Currently working on moving an implementation of a couple popular reinforcement learning algorithms from TensorFlow to PyTorch, and the PyTorch code is noticeably slower (up to 50%). We believe it’s because some algorithms, such as Soft-Actor Critic, have multiple semi-independent neural networks (e.g. Policy, Value, Q Function) that during the update step need to be evaluated, their losses computed, and backpropagation performed on them. In TensorFlow these could all be computed with a single
session.run call, and they would be parallelized across multiple cores. However, in PyTorch we are limited to evaluating and updating each network sequentially.
Note that our networks are quite small and we don’t expect much benefit in running on GPU. However, the asynchronous execution in CUDA seems to alleviate a lot of the performance gap between TensorFlow, but at the end of the day we still need to support CPU.
Was wondering what the “right” way to do this for PyTorch on CPU. I’ve played around with using Python threading to evaluate the networks (PyTorch does release the GIL, right?) as well as changing the
KMP_BLOCKTIME settings, with some success, but am still at the 50% performance gap.
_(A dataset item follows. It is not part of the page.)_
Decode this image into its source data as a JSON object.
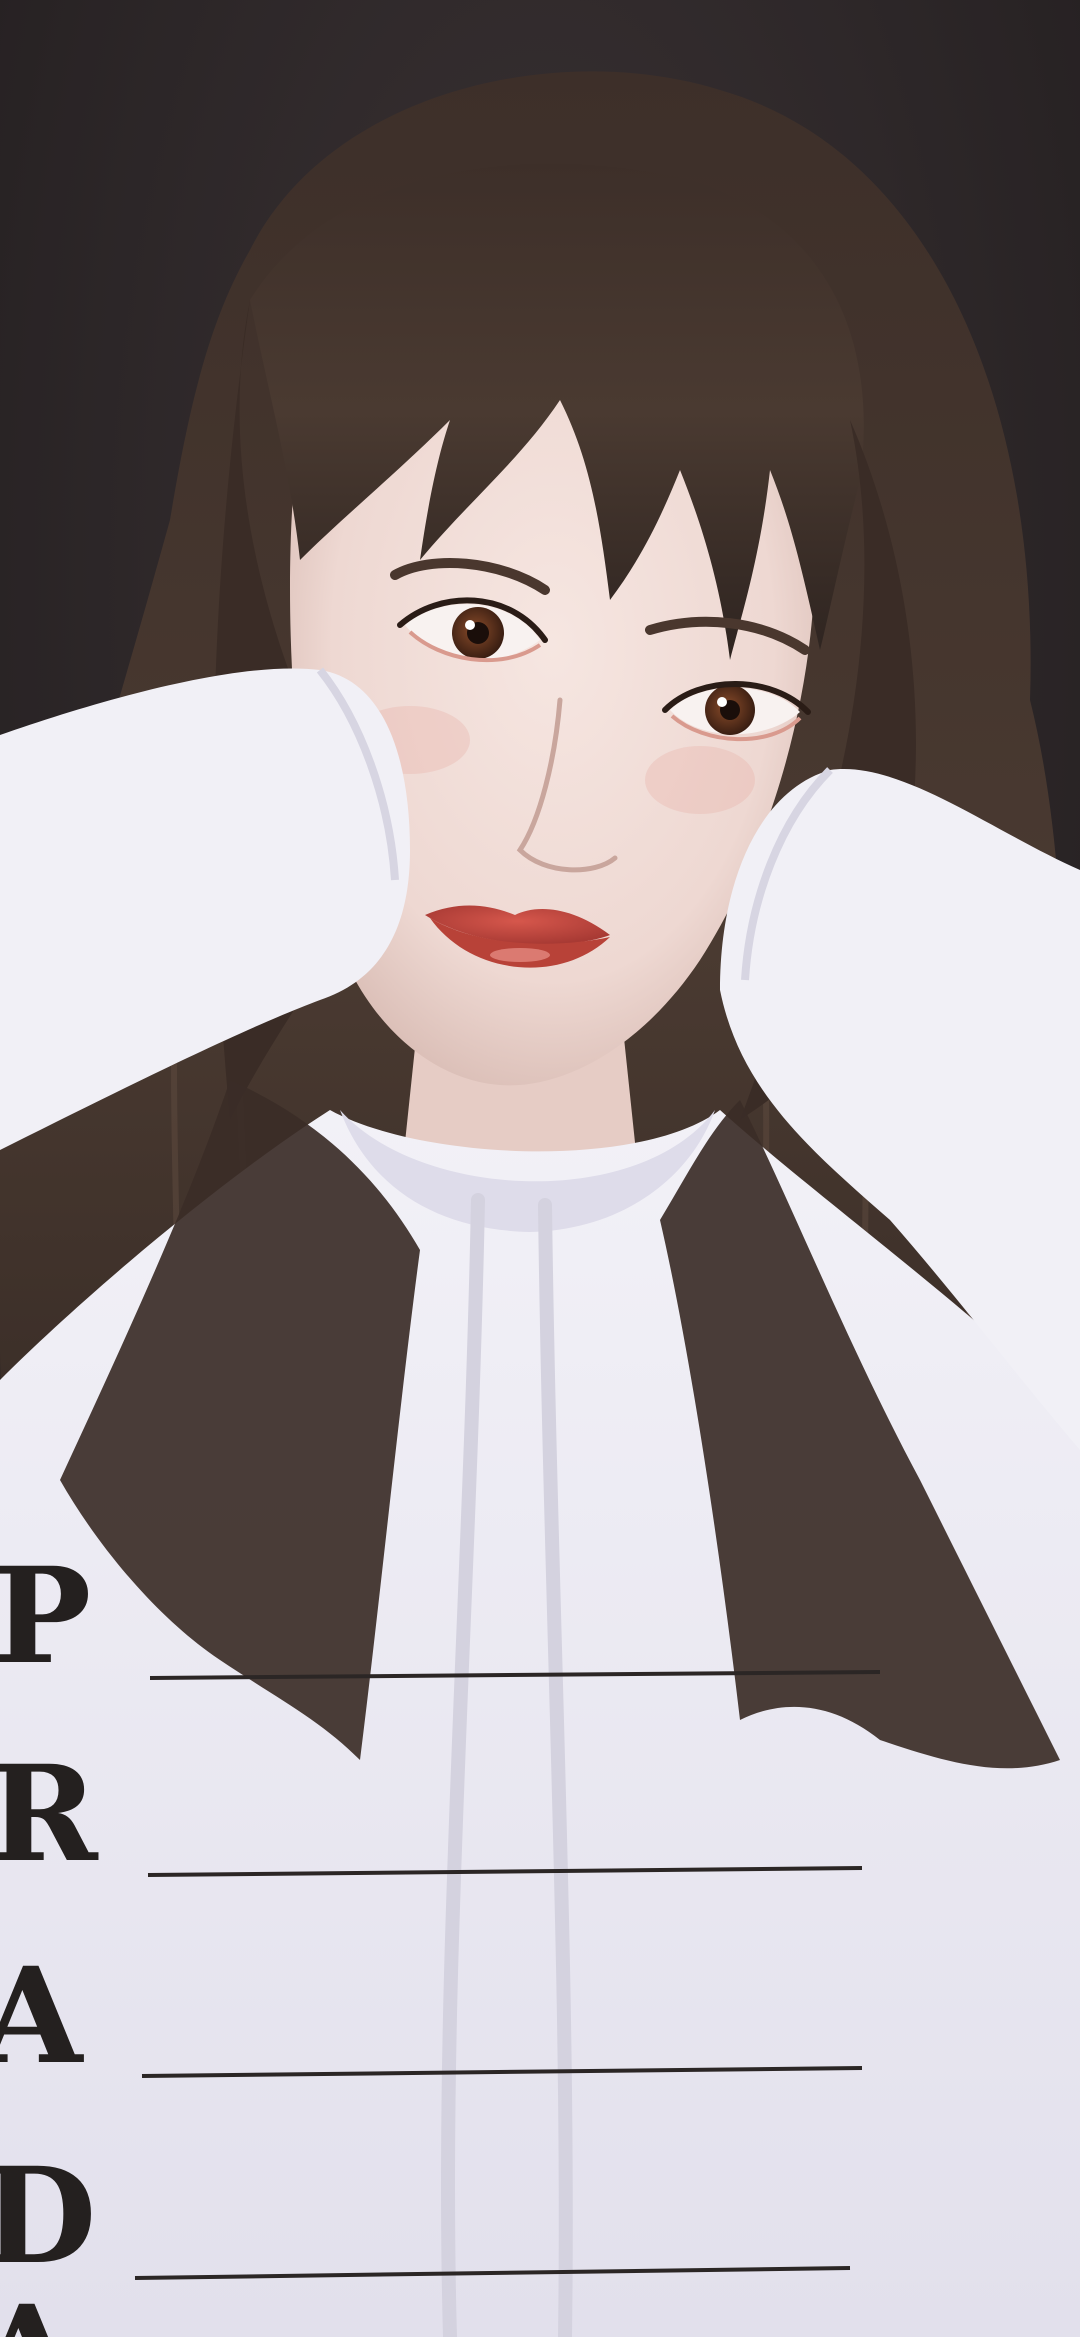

Guidance would be much appreciated, thanks!
Show your implementation.
Here is the pseudo-code of the model update (soft actor-critic):
# Sample observations, dones, rewards from experience replay buffer
observations, next_observations, dones, rewards = sample_batch()
# Evaluate current policy on sampled observations
) = policy.sample_actions(observations)
# Evaluate Q networks on observations and actions
q1p_out, q2p_out = value_network(observations, sampled_actions)
q1_out, q2_out = value_network(observations, actions)
# Evaluate target network on next observations
target_values = target_network(next_observations)
# Evaluate losses
q1_loss, q2_loss = sac_q_loss(q1_out, q2_out, target_values, dones, rewards)
value_loss = sac_value_loss(log_probs, sampled_values, q1p_out, q2p_out)
policy_loss = sac_policy_loss(log_probs, q1p_out)
entropy_loss = sac_entropy_loss(log_probs)
total_value_loss = q1_loss + q2_loss + value_loss
# Backprop and weights update
I’m looking for a way to parallelize the
target_network evaluations, as well as the three
backward() calls, as these components consume the most amount of time. I’ve tried running each in different Python threads, but probably a combination of the GIL and the context-switching overhead seems to negate any possible speedup.
If your model is small, you can consider about using
torch.jit._wait, they can work around the GIL problem, but also requires to convert your models to
While pytorch does release GIL, it could still affect model performance if your model consists of many small linear layers like 100(in)->100(out).
jit._fork seems promising, thanks! It wasn’t clear to me from the documentation, but does the fork and wait have to be called within a
JitScriptModule or can it be called on functions from
JitScriptModules in regular Python code?
Compile a model to
JitScriptModule like this:
jit_actor = t.jit.script(acc)
and call it like this:
future = [t.jit._fork(model, *args_list) for model, args_list in zip(models, args_lists)]
Then asynchronously wait for results:
result = [t.jit._wait(fut) for fut in future]
These APIs work outside of your JIT module.